- News
14 November 2011
Nitronex qualifies NRF1 GaN process for volume production at foundry GCS
Nitronex Corp of Durham, NC, USA, which designs and makes gallium nitride on silicon (GaN-on-Si) RF power transistors for the defense, communications, cable TV, and industrial & scientific markets, has completed qualification of its NRF1 discrete process (its proprietary 100mm GaN-on-Si process) for volume production at Global Communication Semiconductors Corp (GCS) of Torrance, CA, an open foundry services provider that supports III-V compound semiconductors such as HBT, PHEMT, MESFET and optoelectronics.
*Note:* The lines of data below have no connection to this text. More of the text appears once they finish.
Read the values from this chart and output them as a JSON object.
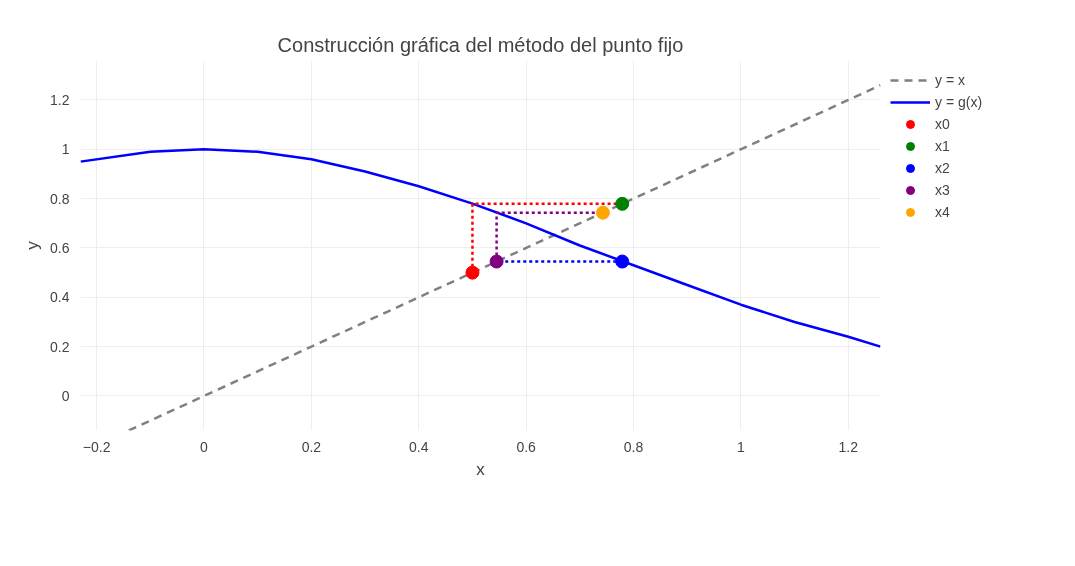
{
  "chart_data": {
    "type": "line",
    "title": "Construcción gráfica del método del punto fijo",
    "xlabel": "x",
    "ylabel": "y",
    "xlim": [
      -0.23,
      1.26
    ],
    "ylim": [
      -0.14,
      1.36
    ],
    "xticks": [
      -0.2,
      0,
      0.2,
      0.4,
      0.6,
      0.8,
      1,
      1.2
    ],
    "yticks": [
      0,
      0.2,
      0.4,
      0.6,
      0.8,
      1,
      1.2
    ],
    "grid": true,
    "legend": "top right",
    "series": [
      {
        "name": "y = x",
        "line_style": "dashed",
        "color": "#808080",
        "x": [
          -0.14,
          1.26
        ],
        "values": [
          -0.14,
          1.26
        ]
      },
      {
        "name": "y = g(x)",
        "line_style": "solid",
        "color": "#0000ff",
        "x": [
          -0.23,
          -0.1,
          0,
          0.1,
          0.2,
          0.3,
          0.4,
          0.5,
          0.6,
          0.7,
          0.8,
          0.9,
          1.0,
          1.1,
          1.2,
          1.26
        ],
        "values": [
          0.95,
          0.99,
          1,
          0.99,
          0.96,
          0.91,
          0.85,
          0.78,
          0.7,
          0.61,
          0.53,
          0.45,
          0.37,
          0.3,
          0.24,
          0.2
        ]
      },
      {
        "line_style": "dotted",
        "color": "#ff0000",
        "x": [
          0.5,
          0.5,
          0.779
        ],
        "values": [
          0.5,
          0.779,
          0.779
        ]
      },
      {
        "line_style": "dotted",
        "color": "#0000ff",
        "x": [
          0.779,
          0.545
        ],
        "values": [
          0.545,
          0.545
        ]
      },
      {
        "line_style": "dotted",
        "color": "#800080",
        "x": [
          0.545,
          0.545,
          0.743
        ],
        "values": [
          0.545,
          0.743,
          0.743
        ]
      },
      {
        "name": "x0",
        "type": "scatter",
        "marker": "circle",
        "color": "#ff0000",
        "x": [
          0.5
        ],
        "values": [
          0.5
        ]
      },
      {
        "name": "x1",
        "type": "scatter",
        "marker": "circle",
        "color": "#008000",
        "x": [
          0.779
        ],
        "values": [
          0.779
        ]
      },
      {
        "name": "x2",
        "type": "scatter",
        "marker": "circle",
        "color": "#0000ff",
        "x": [
          0.779
        ],
        "values": [
          0.545
        ]
      },
      {
        "name": "x3",
        "type": "scatter",
        "marker": "circle",
        "color": "#800080",
        "x": [
          0.545
        ],
        "values": [
          0.545
        ]
      },
      {
        "name": "x4",
        "type": "scatter",
        "marker": "circle",
        "color": "#ffa500",
        "x": [
          0.743
        ],
        "values": [
          0.743
        ]
      }
    ]
  }
}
NRF1 has been used by Nitronex to ship more than 500,000 production devices since volume shipments began in 2009. Now, under a long-term supply agreement, GCS will exclusively provide Nitronex with NRF1 discrete and MMIC foundry services.
Devices fabricated at GCS show equivalent performance across the board to devices fabricated at Nitronex’s facility. Qualification includes extensive DC, RF, thermal, reliability and other parametric testing. Nitronex plans to work closely with customers through a Process Change Notification (PCN) to ensure a smooth transition as it establishes GCS as a qualified wafer source for all of its products.
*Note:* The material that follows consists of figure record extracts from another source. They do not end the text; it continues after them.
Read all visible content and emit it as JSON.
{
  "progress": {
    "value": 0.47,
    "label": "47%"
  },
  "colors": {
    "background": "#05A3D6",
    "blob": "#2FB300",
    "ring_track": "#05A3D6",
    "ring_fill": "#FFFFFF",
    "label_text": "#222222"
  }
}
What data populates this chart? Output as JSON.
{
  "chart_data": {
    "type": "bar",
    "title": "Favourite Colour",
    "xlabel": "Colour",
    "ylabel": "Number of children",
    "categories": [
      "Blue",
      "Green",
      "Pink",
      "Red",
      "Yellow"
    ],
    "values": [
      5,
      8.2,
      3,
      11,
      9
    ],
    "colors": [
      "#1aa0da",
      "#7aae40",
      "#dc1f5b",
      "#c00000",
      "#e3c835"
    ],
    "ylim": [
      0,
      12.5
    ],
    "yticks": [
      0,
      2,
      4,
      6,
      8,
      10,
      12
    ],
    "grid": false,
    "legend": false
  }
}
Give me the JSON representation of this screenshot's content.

“When evaluating GaN suppliers, our customers tell us they want to compare performance, reliability, manufacturability, and cost,” says Nitronex’s CEO Charlie Shalvoy. “Our current NRF1 discrete and MMIC-based processes have enabled us to develop a family of products that, for many market applications, meet or exceed our customers’ needs relating to performance and reliability - and we have the data to prove it,” he believes.
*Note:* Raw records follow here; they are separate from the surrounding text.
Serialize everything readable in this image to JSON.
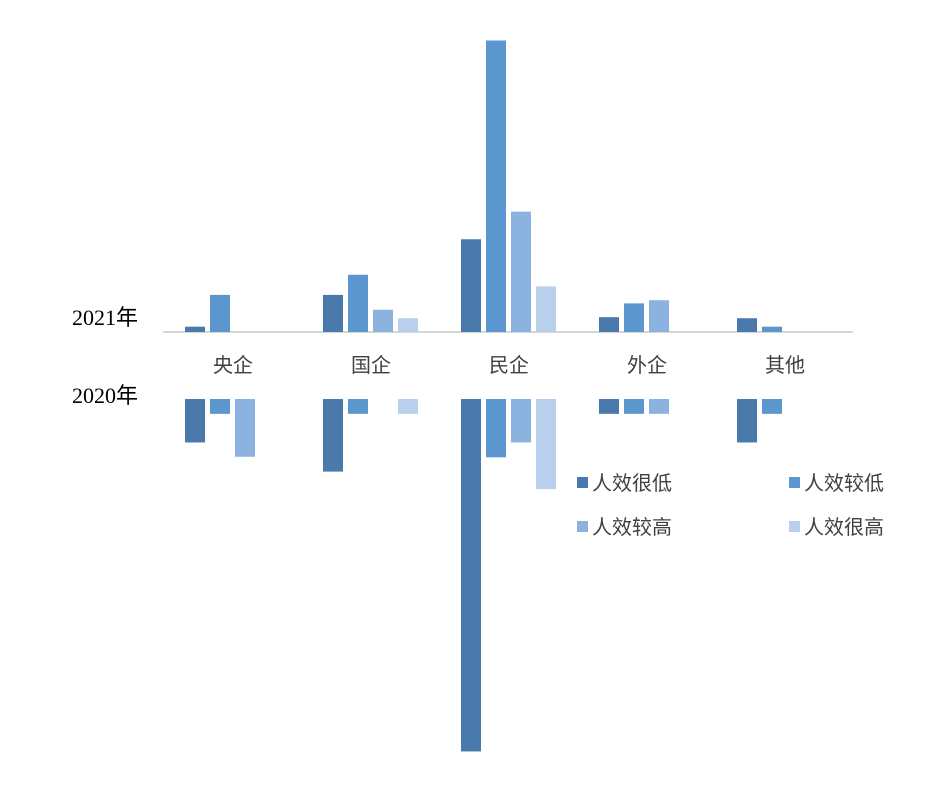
{
  "chart_data": {
    "type": "bar",
    "layout": "mirrored",
    "categories": [
      "央企",
      "国企",
      "民企",
      "外企",
      "其他"
    ],
    "rows": [
      {
        "label": "2021年",
        "direction": "up",
        "series": [
          {
            "name": "人效很低",
            "values": [
              1,
              7,
              17.5,
              2.8,
              2.6
            ]
          },
          {
            "name": "人效较低",
            "values": [
              7,
              10.8,
              55,
              5.4,
              1
            ]
          },
          {
            "name": "人效较高",
            "values": [
              0,
              4.2,
              22.7,
              6,
              0
            ]
          },
          {
            "name": "人效很高",
            "values": [
              0,
              2.6,
              8.6,
              0,
              0
            ]
          }
        ]
      },
      {
        "label": "2020年",
        "direction": "down",
        "series": [
          {
            "name": "人效很低",
            "values": [
              8.2,
              13.7,
              66.5,
              2.8,
              8.2
            ]
          },
          {
            "name": "人效较低",
            "values": [
              2.8,
              2.8,
              11,
              2.8,
              2.8
            ]
          },
          {
            "name": "人效较高",
            "values": [
              10.9,
              0,
              8.2,
              2.8,
              0
            ]
          },
          {
            "name": "人效很高",
            "values": [
              0,
              2.8,
              17,
              0,
              0
            ]
          }
        ]
      }
    ],
    "colors": [
      "#4a7aab",
      "#5b96cf",
      "#8cb3df",
      "#b9d0ec"
    ],
    "legend": [
      "人效很低",
      "人效较低",
      "人效较高",
      "人效很高"
    ],
    "legend_position": "right",
    "grid": false
  }
}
“Partnering with GCS gives Nitronex a significant increase in capacity, improves our near- and long-term cost reduction roadmap, and provides access to capabilities that allow us to develop new GaN technologies,” Shalvoy continues. “The combination of our proprietary 100mm GaN-on-Si process, and the full suite of production and new process development capabilities at GCS, gives us the ability to be a leader in the rapidly emerging market of GaN RF power devices,” he believes.
“We are pleased to partner with Nitronex and add GaN-on-Si to our extensive compound semiconductor capability,” comments GCS’ CEO Jerry Curtis. “Nitronex's unique technology gives us access to a new and growing GaN RF market,” he adds. “Now that NRF1 process is qualified at GCS, we look forward to working closely with Nitronex and moving to volume production.”